My thoughts hummed with memories of the day, like our encounter with the mountain man, the white pine and the ethereal bubbling spring below it. After spending the past few months stuck in a house for so long, I couldn’t remember if this was how nature always was—full of bubbling springs and trees so tall they make your neck ache to see the top—or if this was just the magic of the Smokies.
Throughout the Kentucky-born agrarian essayist Wendell Berry’s writings, he emphasizes that when our relationship to the world around us is abstracted by infrastructural disconnections, like when we begin to think food comes from the supermarket and not a farm, and water comes from the tap and not the earth, we begin to lose the understanding that we fully rely on the natural world for our most basic needs. Even though I’m astounded by a freshwater spring where one can simply fill a water bottle and sip pure, I also saw this as something of a wakeup call. All water that I drink, ultimately, is a part of the water cycle, flowing in a stream or swirling in a Great Lake, before it’s purified and flows through the tap in my house.
Just like the air I inhale and exhale that’s taken up by a tree and transformed into wood, the elements of the periodic table around us are not permanently bound in one location but flow from one entity to another. In these elemental cycles and flows, life is created and sustained. And yet, these flows can be fragile; pure spring water is only pure so long as the quality of the forests and mountains exist to filter it and so long as the rain that falls is free of toxic particulates.

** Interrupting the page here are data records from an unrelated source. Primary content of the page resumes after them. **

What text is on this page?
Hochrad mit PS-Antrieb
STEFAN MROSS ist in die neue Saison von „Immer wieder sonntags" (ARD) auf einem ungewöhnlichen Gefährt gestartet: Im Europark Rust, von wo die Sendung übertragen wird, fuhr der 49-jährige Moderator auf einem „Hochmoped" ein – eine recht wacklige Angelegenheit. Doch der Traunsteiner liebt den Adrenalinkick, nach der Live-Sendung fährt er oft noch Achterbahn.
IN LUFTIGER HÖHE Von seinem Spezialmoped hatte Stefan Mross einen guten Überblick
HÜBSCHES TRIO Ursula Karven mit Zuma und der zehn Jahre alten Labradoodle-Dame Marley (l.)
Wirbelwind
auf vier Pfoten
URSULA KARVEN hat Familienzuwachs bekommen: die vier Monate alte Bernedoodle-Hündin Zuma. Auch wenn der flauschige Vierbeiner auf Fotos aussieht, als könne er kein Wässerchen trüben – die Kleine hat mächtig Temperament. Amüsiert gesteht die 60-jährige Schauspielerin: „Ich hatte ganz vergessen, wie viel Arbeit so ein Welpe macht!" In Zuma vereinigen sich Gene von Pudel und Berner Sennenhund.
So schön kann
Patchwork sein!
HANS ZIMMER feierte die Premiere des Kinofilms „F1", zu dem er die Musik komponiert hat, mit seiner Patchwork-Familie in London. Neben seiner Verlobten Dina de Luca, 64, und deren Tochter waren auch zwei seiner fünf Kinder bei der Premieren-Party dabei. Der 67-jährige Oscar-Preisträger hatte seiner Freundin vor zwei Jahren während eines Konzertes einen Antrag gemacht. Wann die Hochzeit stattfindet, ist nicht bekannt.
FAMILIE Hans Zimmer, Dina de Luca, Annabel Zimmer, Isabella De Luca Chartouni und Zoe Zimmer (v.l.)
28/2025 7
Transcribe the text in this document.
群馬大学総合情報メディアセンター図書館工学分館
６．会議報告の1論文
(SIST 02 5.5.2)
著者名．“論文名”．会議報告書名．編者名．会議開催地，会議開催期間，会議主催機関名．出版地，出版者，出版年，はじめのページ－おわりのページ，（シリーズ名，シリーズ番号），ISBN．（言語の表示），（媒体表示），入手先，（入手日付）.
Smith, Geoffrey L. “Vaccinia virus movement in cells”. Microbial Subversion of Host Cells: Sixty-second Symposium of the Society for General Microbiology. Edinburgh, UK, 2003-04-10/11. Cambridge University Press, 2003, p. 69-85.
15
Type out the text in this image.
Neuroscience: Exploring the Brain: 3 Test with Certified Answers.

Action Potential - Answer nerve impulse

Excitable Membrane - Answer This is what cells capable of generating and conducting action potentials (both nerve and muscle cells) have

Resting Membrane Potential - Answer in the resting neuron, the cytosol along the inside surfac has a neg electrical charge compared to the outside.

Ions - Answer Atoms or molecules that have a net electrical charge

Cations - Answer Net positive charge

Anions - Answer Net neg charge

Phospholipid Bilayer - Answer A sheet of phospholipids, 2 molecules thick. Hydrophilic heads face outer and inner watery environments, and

Maybe it was the magic of the Smokies themselves that helped focus my attention on the exchange of elements around me and how I am a part of that exchange, but there’s no reason to think that the exchange only exists in rugged mountain wilderness areas. If there’s anything we’ve learned from the pandemic, it’s that the actions that one person does or does not do are critically linked to our collective health as a community of living beings. The flow of elements occurs not just in nature, but in me and you, my breath and your breath and a forest’s breath, so much so that our health is equally collective as it is individual.